Stories
Slash Boxes
Comments

SoylentNews is people

posted by Fnord666 on Monday February 24 2020, @09:52AM   Printer-friendly
from the cutting-through-the-noise dept.

Mathematicians propose new way of using neural networks to work with noisy, high-dimensional data:

Mathematicians from RUDN University and the Free University of Berlin have proposed a new approach to studying the probability distributions of observed data using artificial neural networks. The new approach works better with so-called outliers, i.e., input data objects that deviate significantly from the overall sample. The article was published in the journal Artificial Intelligence.

The restoration of the probability distribution of observed data by artificial neural networks is the most important part of machine learning. The probability distribution not only allows us to predict the behaviour of the system under study, but also to quantify the uncertainty with which forecasts are made. The main difficulty is that, as a rule, only the data are observed, but their exact probability distributions are not available. To solve this problem, Bayesian and other similar approximate methods are used. But their use increases the complexity of a neural network and therefore makes its training more complicated.

RUDN University and the Free University of Berlin mathematicians used deterministic weights in neural networks, which would help overcome the limitations of Bayesian methods. They developed a formula that allows one to correctly estimate the variance of the distribution of observed data. The proposed model was tested on different data: synthetic and real; on data containing outliers and on data from which the outliers were removed. The new method allows restoration of probability distributions with accuracy previously unachievable.

Pavel Gurevich et al.Gradient conjugate priors and multi-layer neural networks, Artificial Intelligence (2019). DOI: 10.1016/j.artint.2019.103184


Original Submission

This discussion has been archived. No new comments can be posted.
Display Options Threshold/Breakthrough Mark All as Read Mark All as Unread
The Fine Print: The following comments are owned by whoever posted them. We are not responsible for them in any way.
(1)
  • (Score: 2, Funny) by shrewdsheep on Monday February 24 2020, @12:32PM (6 children)

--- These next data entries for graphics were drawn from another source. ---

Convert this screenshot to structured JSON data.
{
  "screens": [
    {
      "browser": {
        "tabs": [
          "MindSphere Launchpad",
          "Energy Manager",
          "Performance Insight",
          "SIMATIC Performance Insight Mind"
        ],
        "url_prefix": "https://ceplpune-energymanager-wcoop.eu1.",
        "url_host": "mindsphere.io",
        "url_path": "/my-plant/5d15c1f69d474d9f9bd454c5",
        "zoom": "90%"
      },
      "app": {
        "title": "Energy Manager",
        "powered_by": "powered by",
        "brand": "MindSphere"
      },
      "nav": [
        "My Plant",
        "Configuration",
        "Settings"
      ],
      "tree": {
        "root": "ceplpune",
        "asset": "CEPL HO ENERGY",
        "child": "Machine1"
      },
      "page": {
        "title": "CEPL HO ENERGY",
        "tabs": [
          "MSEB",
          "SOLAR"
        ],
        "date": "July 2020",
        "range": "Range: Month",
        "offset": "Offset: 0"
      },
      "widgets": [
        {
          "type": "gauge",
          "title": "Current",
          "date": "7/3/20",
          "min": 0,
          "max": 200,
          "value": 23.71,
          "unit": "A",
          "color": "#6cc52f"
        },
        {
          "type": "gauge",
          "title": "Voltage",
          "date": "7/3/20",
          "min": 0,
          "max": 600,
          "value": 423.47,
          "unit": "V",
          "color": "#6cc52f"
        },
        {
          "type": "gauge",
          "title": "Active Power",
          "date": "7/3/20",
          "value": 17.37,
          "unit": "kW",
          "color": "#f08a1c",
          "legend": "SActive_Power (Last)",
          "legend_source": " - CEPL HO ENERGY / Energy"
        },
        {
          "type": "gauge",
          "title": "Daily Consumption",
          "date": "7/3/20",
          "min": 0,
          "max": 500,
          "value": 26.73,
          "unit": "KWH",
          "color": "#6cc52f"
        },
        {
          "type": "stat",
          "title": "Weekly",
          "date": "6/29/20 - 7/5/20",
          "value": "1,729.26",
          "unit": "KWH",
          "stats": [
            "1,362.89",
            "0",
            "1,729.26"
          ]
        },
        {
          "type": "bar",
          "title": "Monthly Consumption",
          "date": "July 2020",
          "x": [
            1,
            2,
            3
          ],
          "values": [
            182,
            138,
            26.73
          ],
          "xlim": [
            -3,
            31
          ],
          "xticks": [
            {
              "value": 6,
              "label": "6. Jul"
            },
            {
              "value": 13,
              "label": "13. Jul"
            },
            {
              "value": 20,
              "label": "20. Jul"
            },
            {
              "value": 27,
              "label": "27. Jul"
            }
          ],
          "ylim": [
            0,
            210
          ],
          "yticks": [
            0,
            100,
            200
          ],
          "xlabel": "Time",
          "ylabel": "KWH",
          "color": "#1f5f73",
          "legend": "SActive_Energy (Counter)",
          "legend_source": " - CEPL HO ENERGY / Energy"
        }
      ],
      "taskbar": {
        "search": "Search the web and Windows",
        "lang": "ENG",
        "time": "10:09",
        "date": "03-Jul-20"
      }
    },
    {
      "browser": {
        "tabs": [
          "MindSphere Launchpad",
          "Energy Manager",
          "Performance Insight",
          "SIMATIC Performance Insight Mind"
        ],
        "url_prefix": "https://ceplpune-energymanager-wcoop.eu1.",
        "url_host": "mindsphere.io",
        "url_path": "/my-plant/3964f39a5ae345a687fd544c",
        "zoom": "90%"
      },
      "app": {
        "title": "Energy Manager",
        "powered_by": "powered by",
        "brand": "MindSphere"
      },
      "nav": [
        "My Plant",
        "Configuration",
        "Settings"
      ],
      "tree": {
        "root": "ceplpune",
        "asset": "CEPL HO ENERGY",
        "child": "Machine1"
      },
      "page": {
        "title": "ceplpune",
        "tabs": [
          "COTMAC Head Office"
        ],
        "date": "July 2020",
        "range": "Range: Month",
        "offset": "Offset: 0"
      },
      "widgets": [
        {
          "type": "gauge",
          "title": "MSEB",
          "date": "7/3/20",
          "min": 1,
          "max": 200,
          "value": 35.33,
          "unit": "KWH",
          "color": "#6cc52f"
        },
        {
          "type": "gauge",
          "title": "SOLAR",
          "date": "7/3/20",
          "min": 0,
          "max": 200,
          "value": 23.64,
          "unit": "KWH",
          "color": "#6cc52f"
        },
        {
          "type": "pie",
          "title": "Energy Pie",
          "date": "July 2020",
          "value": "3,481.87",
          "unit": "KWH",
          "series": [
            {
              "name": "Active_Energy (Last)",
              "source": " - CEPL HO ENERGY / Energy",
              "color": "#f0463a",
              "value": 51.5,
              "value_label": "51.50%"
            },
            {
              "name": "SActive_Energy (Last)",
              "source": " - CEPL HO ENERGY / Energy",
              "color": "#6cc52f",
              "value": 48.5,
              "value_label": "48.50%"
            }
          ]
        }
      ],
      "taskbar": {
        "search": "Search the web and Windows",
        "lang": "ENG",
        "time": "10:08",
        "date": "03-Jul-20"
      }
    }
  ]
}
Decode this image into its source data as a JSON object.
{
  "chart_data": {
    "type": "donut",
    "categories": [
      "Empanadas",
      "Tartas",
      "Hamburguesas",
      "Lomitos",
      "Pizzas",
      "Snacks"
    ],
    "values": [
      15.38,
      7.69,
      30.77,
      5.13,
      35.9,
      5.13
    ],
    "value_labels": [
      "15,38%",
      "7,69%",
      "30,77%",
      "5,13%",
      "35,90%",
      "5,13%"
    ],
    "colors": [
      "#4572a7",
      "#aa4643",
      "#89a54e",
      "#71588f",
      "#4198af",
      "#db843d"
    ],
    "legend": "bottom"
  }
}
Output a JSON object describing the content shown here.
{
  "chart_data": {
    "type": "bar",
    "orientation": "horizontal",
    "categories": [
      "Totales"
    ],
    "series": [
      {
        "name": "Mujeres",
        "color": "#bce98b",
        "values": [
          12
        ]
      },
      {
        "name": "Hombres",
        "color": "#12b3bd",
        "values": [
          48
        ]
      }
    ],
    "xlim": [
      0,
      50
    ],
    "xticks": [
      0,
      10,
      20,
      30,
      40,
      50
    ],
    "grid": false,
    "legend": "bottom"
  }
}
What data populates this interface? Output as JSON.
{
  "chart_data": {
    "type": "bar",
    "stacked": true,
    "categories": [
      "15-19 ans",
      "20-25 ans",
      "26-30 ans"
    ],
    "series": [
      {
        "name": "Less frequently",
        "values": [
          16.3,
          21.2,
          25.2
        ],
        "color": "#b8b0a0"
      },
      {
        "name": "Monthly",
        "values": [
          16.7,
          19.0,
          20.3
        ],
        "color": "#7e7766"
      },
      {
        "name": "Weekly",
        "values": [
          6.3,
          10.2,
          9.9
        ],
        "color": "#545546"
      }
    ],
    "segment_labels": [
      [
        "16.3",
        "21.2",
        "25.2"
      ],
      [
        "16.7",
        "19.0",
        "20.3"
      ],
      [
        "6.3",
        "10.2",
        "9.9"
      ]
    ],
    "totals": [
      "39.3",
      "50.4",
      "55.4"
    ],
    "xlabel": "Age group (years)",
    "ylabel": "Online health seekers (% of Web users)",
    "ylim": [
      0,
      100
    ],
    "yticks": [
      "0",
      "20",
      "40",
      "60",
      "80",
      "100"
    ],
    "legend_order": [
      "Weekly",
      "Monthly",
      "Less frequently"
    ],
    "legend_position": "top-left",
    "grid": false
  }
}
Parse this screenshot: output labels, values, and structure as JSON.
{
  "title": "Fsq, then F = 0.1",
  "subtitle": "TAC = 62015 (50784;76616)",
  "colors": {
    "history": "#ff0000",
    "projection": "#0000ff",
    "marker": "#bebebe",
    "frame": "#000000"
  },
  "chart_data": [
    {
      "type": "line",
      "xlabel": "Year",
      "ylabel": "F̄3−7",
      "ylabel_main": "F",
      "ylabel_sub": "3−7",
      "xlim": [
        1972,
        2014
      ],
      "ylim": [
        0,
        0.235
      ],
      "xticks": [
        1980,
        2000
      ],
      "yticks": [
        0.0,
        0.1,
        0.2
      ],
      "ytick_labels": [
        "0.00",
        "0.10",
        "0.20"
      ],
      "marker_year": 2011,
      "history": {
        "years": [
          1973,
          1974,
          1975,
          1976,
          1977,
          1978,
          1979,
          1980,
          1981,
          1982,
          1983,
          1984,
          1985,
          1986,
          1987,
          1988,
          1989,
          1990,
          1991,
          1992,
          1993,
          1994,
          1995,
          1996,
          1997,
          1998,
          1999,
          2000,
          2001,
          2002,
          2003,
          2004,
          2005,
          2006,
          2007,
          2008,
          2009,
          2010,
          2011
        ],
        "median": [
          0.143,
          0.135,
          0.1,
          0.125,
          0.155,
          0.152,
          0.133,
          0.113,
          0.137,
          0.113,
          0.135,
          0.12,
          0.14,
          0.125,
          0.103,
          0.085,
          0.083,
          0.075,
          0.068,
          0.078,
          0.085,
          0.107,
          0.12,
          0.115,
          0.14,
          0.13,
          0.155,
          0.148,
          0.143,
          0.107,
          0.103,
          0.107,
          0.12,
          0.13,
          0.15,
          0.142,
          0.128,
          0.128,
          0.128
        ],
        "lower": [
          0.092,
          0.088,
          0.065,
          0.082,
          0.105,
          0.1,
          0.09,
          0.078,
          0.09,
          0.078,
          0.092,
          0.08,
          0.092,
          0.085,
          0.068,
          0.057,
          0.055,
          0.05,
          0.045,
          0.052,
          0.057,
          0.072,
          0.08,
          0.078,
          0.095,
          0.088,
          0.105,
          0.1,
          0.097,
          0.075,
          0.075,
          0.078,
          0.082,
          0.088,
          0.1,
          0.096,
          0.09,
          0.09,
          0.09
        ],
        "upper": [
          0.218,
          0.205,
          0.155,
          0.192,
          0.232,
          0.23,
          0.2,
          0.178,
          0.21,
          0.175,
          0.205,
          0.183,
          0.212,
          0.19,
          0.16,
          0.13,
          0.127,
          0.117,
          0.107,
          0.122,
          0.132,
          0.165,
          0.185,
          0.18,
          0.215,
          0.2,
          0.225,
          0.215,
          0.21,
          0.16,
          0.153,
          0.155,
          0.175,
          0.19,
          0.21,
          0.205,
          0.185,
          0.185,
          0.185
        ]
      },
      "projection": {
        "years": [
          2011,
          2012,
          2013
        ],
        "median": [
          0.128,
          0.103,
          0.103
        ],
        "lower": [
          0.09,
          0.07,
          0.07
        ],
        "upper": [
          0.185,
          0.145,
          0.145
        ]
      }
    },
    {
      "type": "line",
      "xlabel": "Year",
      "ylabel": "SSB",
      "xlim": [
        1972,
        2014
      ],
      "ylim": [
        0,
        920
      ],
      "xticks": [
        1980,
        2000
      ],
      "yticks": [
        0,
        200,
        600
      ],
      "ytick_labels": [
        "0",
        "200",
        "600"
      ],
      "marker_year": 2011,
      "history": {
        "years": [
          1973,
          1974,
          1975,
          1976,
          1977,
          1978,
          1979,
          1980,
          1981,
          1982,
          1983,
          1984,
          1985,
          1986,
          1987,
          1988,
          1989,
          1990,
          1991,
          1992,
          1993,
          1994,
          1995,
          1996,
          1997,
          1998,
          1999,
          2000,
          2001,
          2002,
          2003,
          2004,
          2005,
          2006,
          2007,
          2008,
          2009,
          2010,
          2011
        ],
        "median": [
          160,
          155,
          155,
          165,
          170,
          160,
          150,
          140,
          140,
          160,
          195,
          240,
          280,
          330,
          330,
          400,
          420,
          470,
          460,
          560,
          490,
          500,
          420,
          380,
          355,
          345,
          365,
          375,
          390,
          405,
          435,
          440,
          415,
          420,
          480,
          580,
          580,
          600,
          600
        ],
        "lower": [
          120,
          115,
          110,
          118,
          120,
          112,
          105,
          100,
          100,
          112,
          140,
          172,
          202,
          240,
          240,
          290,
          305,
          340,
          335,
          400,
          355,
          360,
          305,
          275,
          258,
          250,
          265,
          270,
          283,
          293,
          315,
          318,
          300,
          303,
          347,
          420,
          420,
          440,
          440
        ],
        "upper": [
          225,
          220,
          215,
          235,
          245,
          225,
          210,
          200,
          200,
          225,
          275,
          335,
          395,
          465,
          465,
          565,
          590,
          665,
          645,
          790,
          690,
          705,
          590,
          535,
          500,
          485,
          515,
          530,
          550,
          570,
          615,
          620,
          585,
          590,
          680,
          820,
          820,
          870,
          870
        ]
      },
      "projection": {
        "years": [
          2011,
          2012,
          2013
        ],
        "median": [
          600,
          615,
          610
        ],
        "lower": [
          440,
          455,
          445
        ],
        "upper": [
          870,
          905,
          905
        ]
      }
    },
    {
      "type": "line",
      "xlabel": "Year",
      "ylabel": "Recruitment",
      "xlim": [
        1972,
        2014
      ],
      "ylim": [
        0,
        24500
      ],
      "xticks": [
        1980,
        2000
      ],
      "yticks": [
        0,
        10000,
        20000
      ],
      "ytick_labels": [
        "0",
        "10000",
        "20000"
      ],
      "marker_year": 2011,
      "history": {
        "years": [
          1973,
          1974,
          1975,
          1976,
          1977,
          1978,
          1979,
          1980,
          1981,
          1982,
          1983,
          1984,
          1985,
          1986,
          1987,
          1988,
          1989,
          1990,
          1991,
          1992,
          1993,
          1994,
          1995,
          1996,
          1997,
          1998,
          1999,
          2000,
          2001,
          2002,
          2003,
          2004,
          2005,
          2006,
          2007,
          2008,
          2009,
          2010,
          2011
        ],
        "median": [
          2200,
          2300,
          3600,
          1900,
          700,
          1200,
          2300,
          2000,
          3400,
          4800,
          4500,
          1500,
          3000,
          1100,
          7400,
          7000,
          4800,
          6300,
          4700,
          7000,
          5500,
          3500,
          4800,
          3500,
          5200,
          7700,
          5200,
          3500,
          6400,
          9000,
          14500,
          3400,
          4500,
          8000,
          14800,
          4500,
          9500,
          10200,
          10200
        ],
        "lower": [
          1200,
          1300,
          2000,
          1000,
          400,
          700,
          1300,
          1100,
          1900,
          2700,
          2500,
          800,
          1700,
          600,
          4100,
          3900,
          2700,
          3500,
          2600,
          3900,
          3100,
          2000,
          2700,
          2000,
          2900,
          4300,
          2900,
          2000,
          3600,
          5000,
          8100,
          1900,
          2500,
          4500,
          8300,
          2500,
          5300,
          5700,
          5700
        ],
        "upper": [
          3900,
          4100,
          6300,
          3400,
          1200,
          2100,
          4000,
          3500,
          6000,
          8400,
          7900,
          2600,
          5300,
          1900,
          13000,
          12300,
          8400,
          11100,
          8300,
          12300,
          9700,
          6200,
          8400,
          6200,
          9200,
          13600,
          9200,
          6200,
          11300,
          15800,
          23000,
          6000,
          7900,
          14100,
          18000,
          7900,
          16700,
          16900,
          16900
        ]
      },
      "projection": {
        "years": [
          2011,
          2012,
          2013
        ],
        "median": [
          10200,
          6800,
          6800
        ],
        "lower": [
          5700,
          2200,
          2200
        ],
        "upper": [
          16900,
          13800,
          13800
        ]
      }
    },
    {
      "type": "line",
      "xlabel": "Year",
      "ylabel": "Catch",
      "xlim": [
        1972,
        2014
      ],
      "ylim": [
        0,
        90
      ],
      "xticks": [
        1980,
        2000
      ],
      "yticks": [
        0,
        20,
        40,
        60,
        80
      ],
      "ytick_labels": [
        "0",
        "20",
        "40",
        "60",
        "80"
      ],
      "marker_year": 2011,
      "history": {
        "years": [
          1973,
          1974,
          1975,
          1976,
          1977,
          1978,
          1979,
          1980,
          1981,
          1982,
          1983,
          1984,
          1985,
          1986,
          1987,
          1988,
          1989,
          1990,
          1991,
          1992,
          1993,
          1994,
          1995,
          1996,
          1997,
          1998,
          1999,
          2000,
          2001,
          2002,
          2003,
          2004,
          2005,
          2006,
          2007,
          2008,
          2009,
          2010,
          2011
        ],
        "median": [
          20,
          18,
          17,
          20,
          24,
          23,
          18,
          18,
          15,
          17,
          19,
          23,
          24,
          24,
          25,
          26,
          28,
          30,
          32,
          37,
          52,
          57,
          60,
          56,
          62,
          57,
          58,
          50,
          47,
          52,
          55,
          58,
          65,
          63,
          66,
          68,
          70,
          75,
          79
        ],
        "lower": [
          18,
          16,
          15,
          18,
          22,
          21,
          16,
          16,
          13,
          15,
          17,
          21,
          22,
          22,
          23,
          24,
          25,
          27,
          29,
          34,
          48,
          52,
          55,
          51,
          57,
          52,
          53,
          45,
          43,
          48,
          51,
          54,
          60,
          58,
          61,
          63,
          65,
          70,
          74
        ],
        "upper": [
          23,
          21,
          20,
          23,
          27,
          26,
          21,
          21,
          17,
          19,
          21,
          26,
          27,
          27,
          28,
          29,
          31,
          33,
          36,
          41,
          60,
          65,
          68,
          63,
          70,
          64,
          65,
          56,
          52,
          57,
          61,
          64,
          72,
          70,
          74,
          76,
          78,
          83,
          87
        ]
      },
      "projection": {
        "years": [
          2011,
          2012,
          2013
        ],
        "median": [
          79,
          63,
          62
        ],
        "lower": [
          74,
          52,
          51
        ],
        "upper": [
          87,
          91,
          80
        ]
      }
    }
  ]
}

    by shrewdsheep (5215) on Monday February 24 2020, @12:32PM (#961795)

    The article is a rather technical piece dealing with how the posterior distribution is approximated in Bayesian models. The authors propose a modification in a standard iterative procedure which they praise in usual academic style. The neural network part is a simple (or poor, depending on POV) bait and serves to increase the appetite of the target journal.

    Maybe the submitter can elaborate?

    • (Score: 3, Interesting) by opinionated_science on Monday February 24 2020, @12:53PM (5 children)

      by opinionated_science (4031) on Monday February 24 2020, @12:53PM (#961800)

      I read the paper and my first thought was they were generalising something we *currently* to by empirical means.

      It turns out, just like machine learning is not AI, using NN in high-dimensional data is really not that new.

      What's new is the astonishing hardware you can buy, software that runs on it, that can *solve* some of these problems in useful time.

      If you want to look for the very best applied maths, look at physics and the work to generate simulations.

      Some of that maths was done 200 years ago, by minds that are hard to fathom in today's world.

      This is the problem with the academic pyramid scheme. To justify your position you have to ignore everyone else's attempt to stand in the same intellectual space.
      Citing a dead person is politically unreliable...;-)

      • (Score: 0) by Anonymous Coward on Monday February 24 2020, @01:16PM (3 children)

        by Anonymous Coward on Monday February 24 2020, @01:16PM (#961809)

        I can't access the paper, only the abstract. I wonder how well their method works in practice because their key assumption that the ground truth distribution is normal does not apply in many real-world datasets. Are you able to share a copy of the paper somehow?

        • (Score: 1) by shrewdsheep on Monday February 24 2020, @02:29PM (2 children)

          by shrewdsheep (5215) on Monday February 24 2020, @02:29PM (#961829)

          duckduckgo the title, and you get: https://arxiv.org/pdf/1802.02643.pdf [arxiv.org]

          • (Score: 0) by Anonymous Coward on Monday February 24 2020, @02:35PM (1 child)

            by Anonymous Coward on Monday February 24 2020, @02:35PM (#961832)

            Thanks. Recently it seems impossible to access arxiv from Japan. For some reason, it keeps giving me an access error PR_END_OF_FILE_ERROR
            I'll keep trying anyway...

            • (Score: 0) by Anonymous Coward on Monday February 24 2020, @03:24PM

              by Anonymous Coward on Monday February 24 2020, @03:24PM (#961854)

              It is loading a bit slow for me in USA.

              Here is the abstract page:

              https://arxiv.org/abs/1802.02643 [arxiv.org]

      • (Score: 0) by Anonymous Coward on Tuesday February 25 2020, @05:41AM

        by Anonymous Coward on Tuesday February 25 2020, @05:41AM (#962243)

        Physicists are fuckin' pricks too. Don't expect many truth seekers in that space either.